For nine years I have asked myself why our county is the only county in the country to have a monopoly in the liquor business. The answer, it seems, is simple: revenue and county employee jobs. I don't find that answer satisfying, even on a day when we are adopting a significant budget savings plan.
Why? Because we do not do this business well. Based on answers I got when I sat in on the Ad Hoc Committee meetings, we don't even pretend to think like a business. Other jurisdictions are delivering on 24-hour cycles, while our county businesses wait up to a week or more to get an order corrected. Until the committee brought it to their attention, the Department of Liquor Control (DLC) had not even thought seriously about performance metrics — as any serious business would have. The testimony that was submitted to the Ad Hoc Committee over these last few months was overwhelming, and carried an unmistakable theme throughout: our DLC is unresponsive and inefficient.
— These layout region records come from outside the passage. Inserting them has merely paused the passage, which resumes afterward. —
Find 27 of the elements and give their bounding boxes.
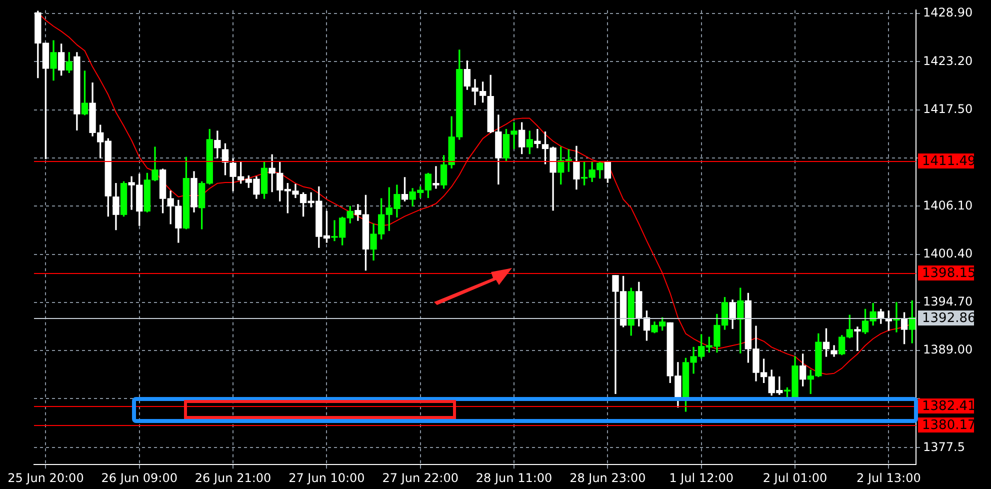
y-tick-label: 1423.20	[923, 54, 973, 68]
x-tick-label: 27 Jun 10:00	[288, 470, 365, 485]
x-tick-label: 26 Jun 09:00	[101, 470, 178, 485]
ref-line-label: 1380.17	[922, 418, 976, 433]
candlestick	[854, 326, 861, 351]
x-tick-label: 28 Jun 11:00	[476, 470, 552, 485]
y-tick-label: 1394.70	[923, 294, 973, 309]
x-tick-label: 27 Jun 22:00	[382, 470, 458, 485]
y-tick-label: 1377.5	[923, 440, 965, 454]
ref-line-label: 1392.86	[922, 310, 976, 326]
y-tick-label: 1417.50	[923, 102, 973, 116]
x-tick-label: 2 Jul 13:00	[856, 470, 921, 485]
ref-line-label: 1382.41	[922, 398, 976, 414]
x-tick-label: 2 Jul 01:00	[762, 470, 828, 485]
candlestick	[432, 166, 440, 189]
x-tick-label: 1 Jul 12:00	[669, 470, 734, 485]
x-tick-label: 28 Jun 23:00	[570, 470, 646, 485]
x-tick-label: 25 Jun 20:00	[8, 470, 84, 485]
y-tick-label: 1400.40	[923, 246, 973, 260]
y-tick-label: 1406.10	[923, 198, 973, 212]
x-tick-label: 26 Jun 21:00	[194, 470, 272, 485]
y-tick-label: 1428.90	[923, 6, 973, 20]
candlestick	[534, 128, 541, 148]
candlestick	[893, 302, 900, 332]
y-tick-label: 1389.00	[923, 342, 973, 357]
ref-line-label: 1398.15	[922, 266, 976, 281]
ref-line-label: 1411.49	[922, 154, 976, 169]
These results are not surprising — we are not a business enterprise. If you combine the absence of business instincts and imperatives with a grant of monopoly power, you have the worst of both worlds. Our county has plenty of experience with monopolies, including those that we created or the state created. Pepco. Our taxi cab industry. We know how poorly these monopolies have served our community. Our liquor monopoly performs no better.
And while we focus on the revenue we gain, we have not focused enough on the revenue we lose. Total Wine in McLean estimates that one third of its business comes from Montgomery County. They love us there. We are the District of Columbia's best friend when it comes to liquor, because our residents shop for their liquor there. If we were to repatriate the dollars that flee our county, we would plug a good portion of the revenue we are concerned about.
I have heard the arguments that our monopoly helps both public health and public safety. I don't accept them. I don't think our county residents are healthier than residents in the rest of the United States by virtue of our liquor monopoly. I don't accept that we consume less alcohol, as our county statistics would suggest, because our county statistics by definition don't incorporate all the dollars spent in D.C., Prince George's County and Virginia. And I don't accept that we lose our ability to control to whom and by whom liquor is sold if we were to get out of the business. Public safety is not at stake in the debate over DLC's future role in the marketplace.
I do appreciate that our county employee union has jobs at stake. That is true. It is also true that other unions, such as the Teamsters, would gain jobs as a result. And it is also true that privatization efforts in other jurisdictions, such as Washington State, have demonstrated that more jobs are created: 91 percent more jobs. More jobs, not less jobs.
Let me be clear: For years I have championed the recommendation embodied in this resolution. I have met with restaurant owners and heard their stories; and I have convened meetings with DLC and our restaurants to bridge the communications gap. The bottom line is equally unambiguous: Our restaurants have been hamstrung and harmed by the operations of the DLC. Restaurants do not come here for this very reason. But the record is mixed as to whether these reforms will in fact be realized. Wholesalers must participate for these reforms to be meaningful, and we have heard from major wholesalers that participating in this system is simply not worth it. Moreover, the resolution leaves discretion to DLC as to what qualifies as a special order, and allows DLC to decide whether a special order is now a “stock” item that must be bought from the county.
While I voted for the resolution, and appreciate the work of the Ad Hoc Committee, it should only be the first step toward ending this monopoly for good. We should not stop here as though we have put this issue to bed. The public testimony was replete with pleas to go further. We must chart a path that leads us out of a business that no other county in the country is in. We are not good at it; it harms our reputation; it damages our economy; it robs us of jobs; it hurts consumers. It’s time to develop a phased exit strategy.